David Paule

Well Known Member
Saw this cutie on the Sparkfun website.

09678-01_i_ma.jpg


It's an OLED display, about an inch square. It's here: https://www.sparkfun.com/products/9678.

Now please remember that I'm not an electrical expert. In fact I'm not even an amateur at that game. You'll have to develop this all by yourself.

What could this thing be used for?

* How about an AOA indicator?

* How about a multi-function warning device? Maybe each warning would have its own color scheme. Maybe the colors can shift to catch your attention.

Could it be the color of your instrument panel when it's not warning you of something?

Now I just stumbled across this display. I don't work for Sparkfun and in fact I've never even purchased anything from them. They're a local company, kind of popular, and I was browsing for things that might be useful. So there you have it: a nifty keen display that's ready for your imagination.

Dave
RV-3B, now building wings
 
These guys have some interesting OLED modules too, including Arduino and Raspberry PI displays, and some small LCDs with touch control. It looks like Sparkfun is a distributor too.
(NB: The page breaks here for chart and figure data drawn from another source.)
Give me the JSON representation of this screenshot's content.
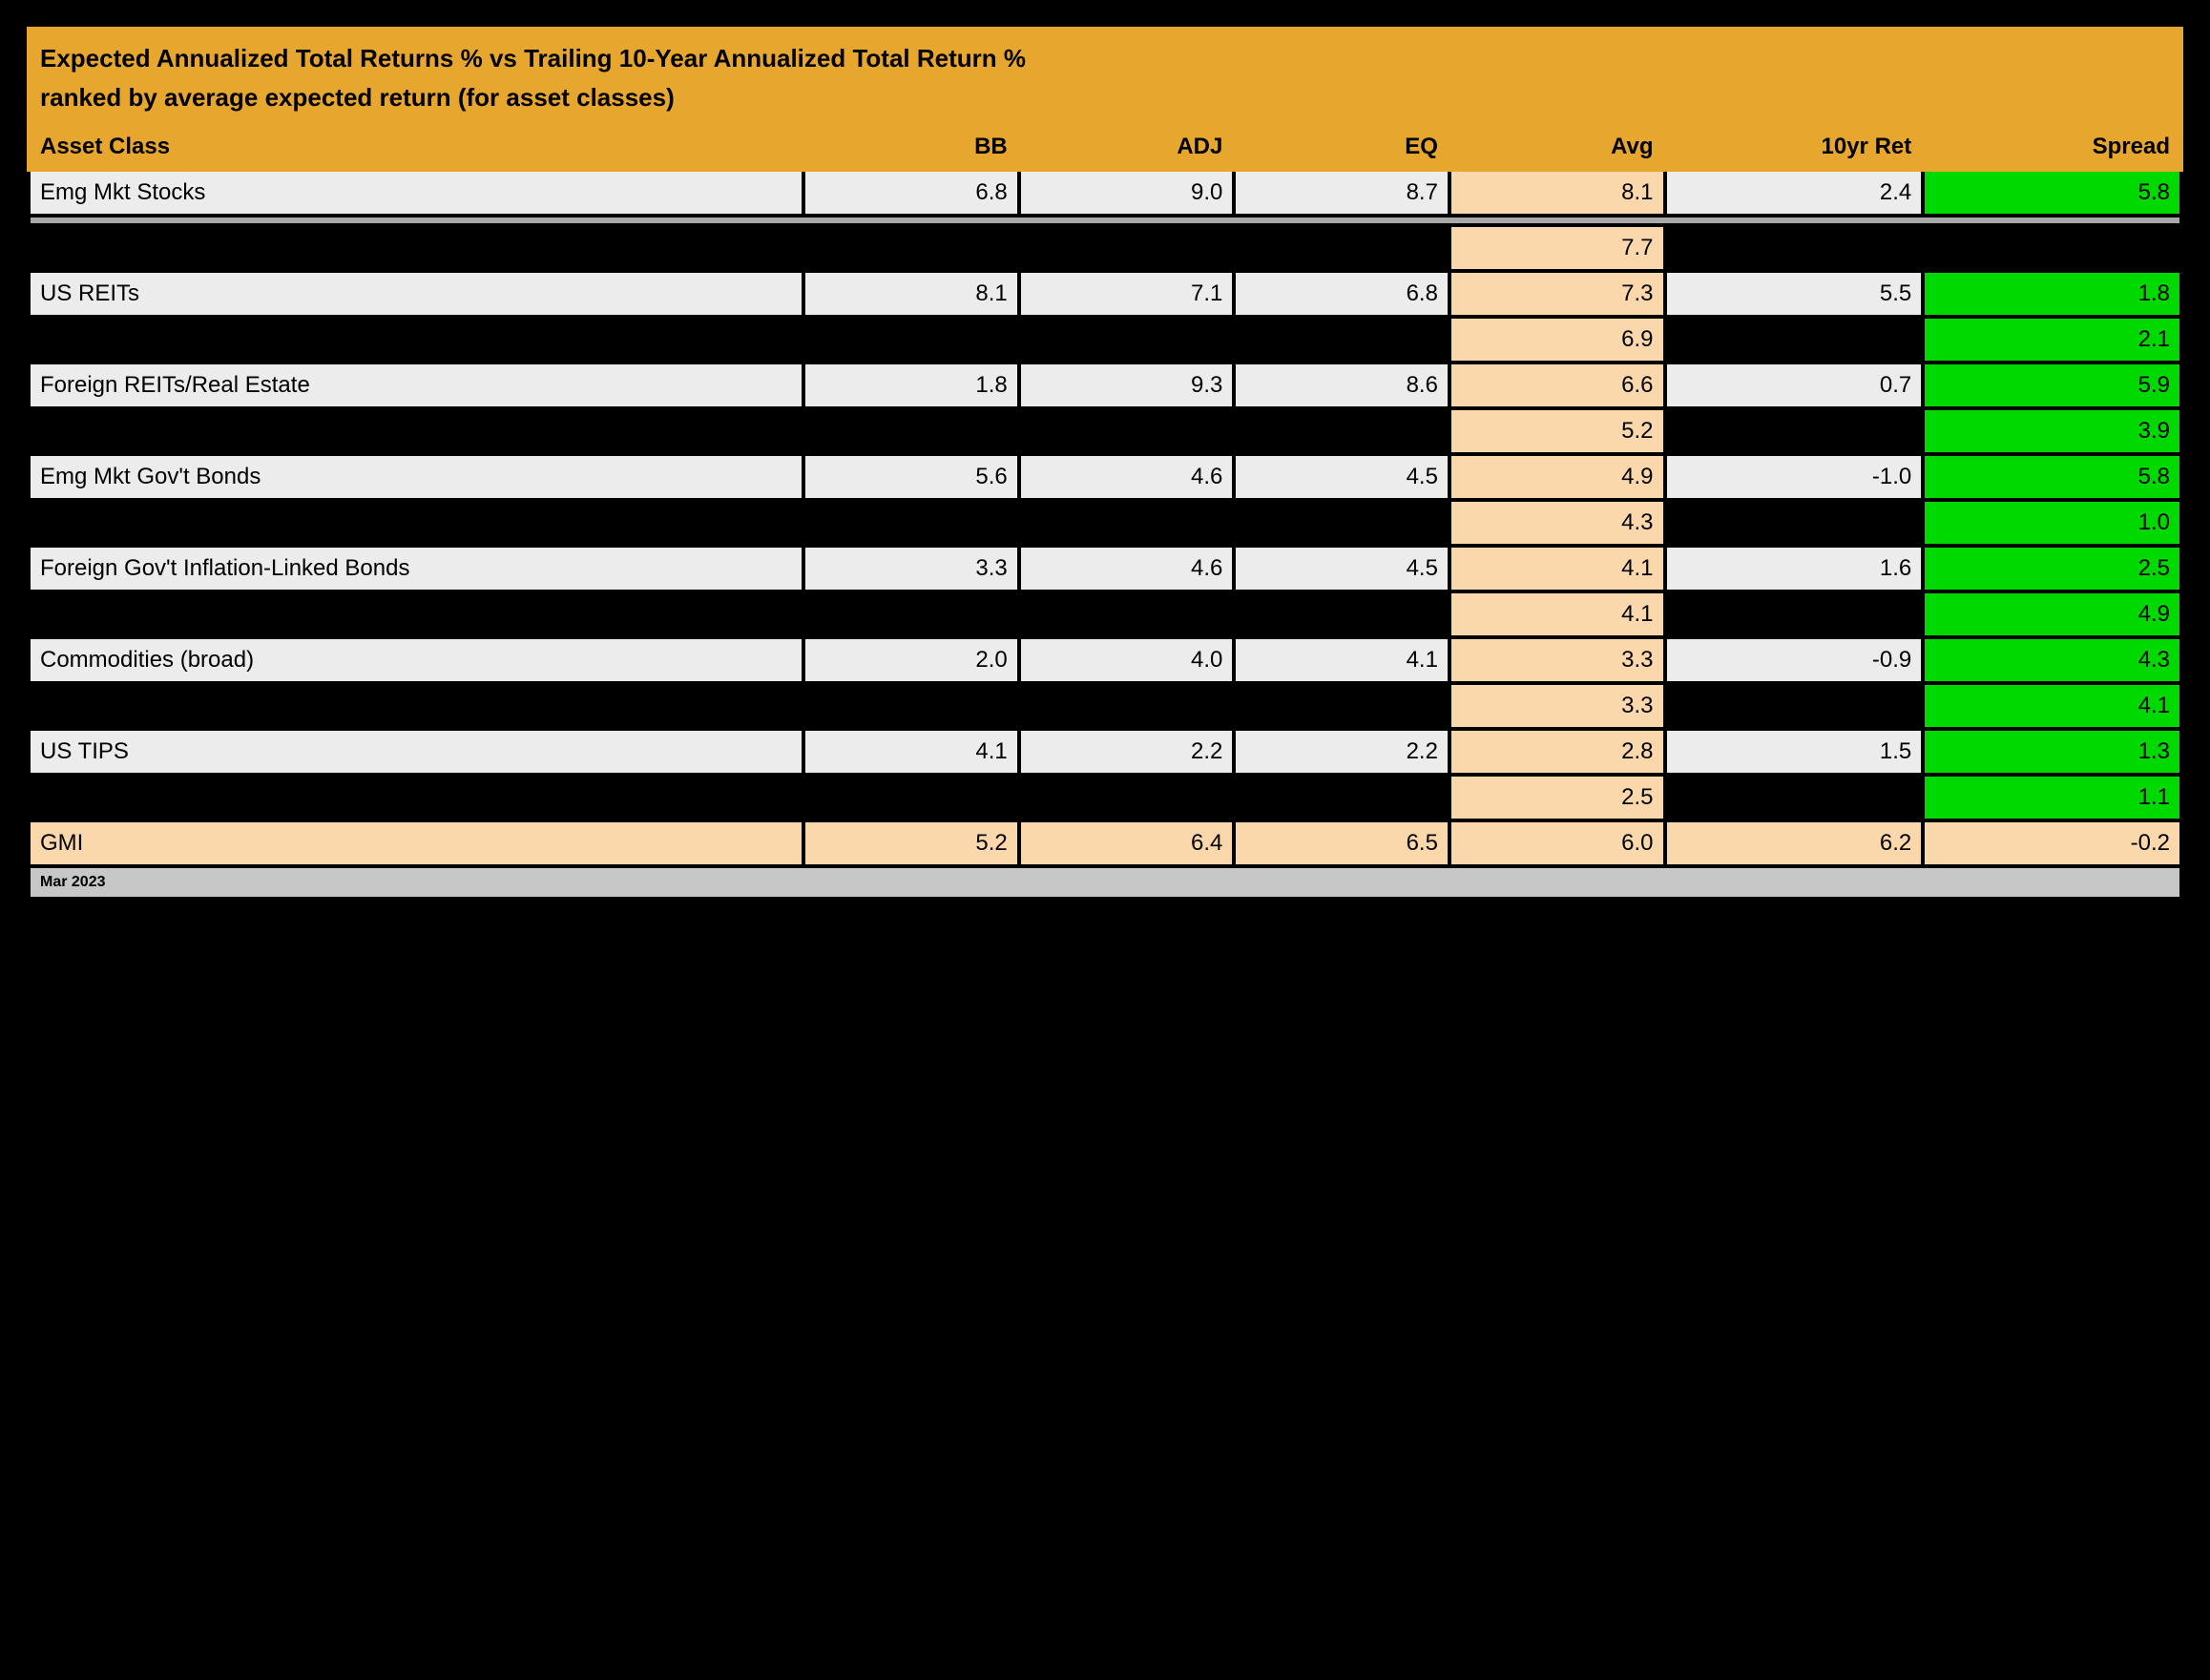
{
  "title": "Expected Annualized Total Returns % vs Trailing 10-Year Annualized Total Return %",
  "subtitle": "ranked by average expected return (for asset classes)",
  "footer": "Mar 2023",
  "columns": [
    "Asset Class",
    "BB",
    "ADJ",
    "EQ",
    "Avg",
    "10yr Ret",
    "Spread"
  ],
  "col_widths_pct": [
    36,
    10,
    10,
    10,
    10,
    12,
    12
  ],
  "colors": {
    "header_bg": "#e7a72f",
    "row_light_bg": "#ececec",
    "row_black_bg": "#000000",
    "avg_bg": "#fbd8ab",
    "spread_pos_bg": "#00d900",
    "separator_bg": "#a9a9a9",
    "footer_bg": "#c7c7c7",
    "border": "#000000",
    "text": "#000000"
  },
  "typography": {
    "title_fontsize_pt": 20,
    "body_fontsize_pt": 18,
    "footer_fontsize_pt": 12,
    "font_family": "Arial",
    "header_weight": "bold"
  },
  "rows": [
    {
      "style": "light",
      "label": "Emg Mkt Stocks",
      "bb": "6.8",
      "adj": "9.0",
      "eq": "8.7",
      "avg": "8.1",
      "ret10": "2.4",
      "spread": "5.8",
      "spread_color": "pos"
    },
    {
      "style": "sep"
    },
    {
      "style": "black",
      "label": "",
      "bb": "",
      "adj": "",
      "eq": "",
      "avg": "7.7",
      "ret10": "",
      "spread": "",
      "spread_color": "black"
    },
    {
      "style": "light",
      "label": "US REITs",
      "bb": "8.1",
      "adj": "7.1",
      "eq": "6.8",
      "avg": "7.3",
      "ret10": "5.5",
      "spread": "1.8",
      "spread_color": "pos"
    },
    {
      "style": "black",
      "label": "",
      "bb": "",
      "adj": "",
      "eq": "",
      "avg": "6.9",
      "ret10": "",
      "spread": "2.1",
      "spread_color": "pos"
    },
    {
      "style": "light",
      "label": "Foreign REITs/Real Estate",
      "bb": "1.8",
      "adj": "9.3",
      "eq": "8.6",
      "avg": "6.6",
      "ret10": "0.7",
      "spread": "5.9",
      "spread_color": "pos"
    },
    {
      "style": "black",
      "label": "",
      "bb": "",
      "adj": "",
      "eq": "",
      "avg": "5.2",
      "ret10": "",
      "spread": "3.9",
      "spread_color": "pos"
    },
    {
      "style": "light",
      "label": "Emg Mkt Gov't Bonds",
      "bb": "5.6",
      "adj": "4.6",
      "eq": "4.5",
      "avg": "4.9",
      "ret10": "-1.0",
      "spread": "5.8",
      "spread_color": "pos"
    },
    {
      "style": "black",
      "label": "",
      "bb": "",
      "adj": "",
      "eq": "",
      "avg": "4.3",
      "ret10": "",
      "spread": "1.0",
      "spread_color": "pos"
    },
    {
      "style": "light",
      "label": "Foreign Gov't Inflation-Linked Bonds",
      "bb": "3.3",
      "adj": "4.6",
      "eq": "4.5",
      "avg": "4.1",
      "ret10": "1.6",
      "spread": "2.5",
      "spread_color": "pos"
    },
    {
      "style": "black",
      "label": "",
      "bb": "",
      "adj": "",
      "eq": "",
      "avg": "4.1",
      "ret10": "",
      "spread": "4.9",
      "spread_color": "pos"
    },
    {
      "style": "light",
      "label": "Commodities (broad)",
      "bb": "2.0",
      "adj": "4.0",
      "eq": "4.1",
      "avg": "3.3",
      "ret10": "-0.9",
      "spread": "4.3",
      "spread_color": "pos"
    },
    {
      "style": "black",
      "label": "",
      "bb": "",
      "adj": "",
      "eq": "",
      "avg": "3.3",
      "ret10": "",
      "spread": "4.1",
      "spread_color": "pos"
    },
    {
      "style": "light",
      "label": "US TIPS",
      "bb": "4.1",
      "adj": "2.2",
      "eq": "2.2",
      "avg": "2.8",
      "ret10": "1.5",
      "spread": "1.3",
      "spread_color": "pos"
    },
    {
      "style": "black",
      "label": "",
      "bb": "",
      "adj": "",
      "eq": "",
      "avg": "2.5",
      "ret10": "",
      "spread": "1.1",
      "spread_color": "pos"
    },
    {
      "style": "summary",
      "label": "GMI",
      "bb": "5.2",
      "adj": "6.4",
      "eq": "6.5",
      "avg": "6.0",
      "ret10": "6.2",
      "spread": "-0.2",
      "spread_color": "summary"
    }
  ]
}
I was thinking about Garmin's G2000 when I saw those and thought a small OLED or LCD touch module would be a cool context-sensitive interface. The trick is interfacing with the other systems over serial or CAN or whatever, but enough vendors have been releasing specs to make that viable now.
 
Before you run off and start cutting 1" square holes in your panel, the brightness on this is 90 nits. 400 nits is barley adequate to see in the daytime and 1,200 is when something becomes truly daylight visible in any light, no matter what.

So I vote you can use them as panels that say "if you can read this, turn on your landing light" ;)

--Ian Jordan
Dynon Avionics
 
Before you run off and start cutting 1" square holes in your panel, the brightness on this is 90 nits. 400 nits is barley adequate to see in the daytime and 1,200 is when something becomes truly daylight visible in any light, no matter what.

So I vote you can use them as panels that say "if you can read this, turn on your landing light" ;)

--Ian Jordan
Dynon Avionics

Ian,

This is from wiki -

Outdoor performance - As an emissive display technology, OLEDs rely completely upon converting electricity to light, unlike most LCDs which are to some extent reflective; e-ink leads the way in efficiency with ~ 33% ambient light reflectivity, enabling the display to be used without any internal light source. The metallic cathode in an OLED acts as a mirror, with reflectance approaching 80%, leading to poor readability in bright ambient light such as outdoors. However, with the proper application of a circular polarizer and anti-reflective coatings, the diffuse reflectance can be reduced to less than 0.1%. With 10,000 fc incident illumination (typical test condition for simulating outdoor illumination), that yields an approximate photopic contrast of 5:1.

Sounds like it would be OK outdoors in bright sun (10,000 ft. candles) but might have the old polarized glasses problem.

5:1 contrast would be OK for simple warning labels wouldn't it?

The data sheet does say "OLED can be seen in daylight without backlight"
 
We've tried a couple OLED screens around here and even in Seattle sunlight, they are insufficient in our opinion. But technology does change and advance and maybe we haven't experienced an OLED with the appropriate enhancements.

One example of this is the Icom A210 radio that uses an OLED display, and there are complaints about it's daylight visibility.

Admittedly, you can never really know until you try it, but this isn't a simple known case like a 1,200 nit LCD that will "just work".

No trying to discourage any neat projects. Just trying to give some data from my own experience with OLED in sunlight so that people don't get too far into a project without realizing a deficiency once it's in the real world.

--Ian
 
A-210

I have no problem at all with the visibility on the Icom, in fact I was thinking just the opposite.
Tim

Dues paid!
 
Well, At Least I learned Something

Hadn't known what a nit is. 1 nit = 1 cd/m^2. Now I know - thanks!

And haven't seen anything the right size and brightness on that one website yet.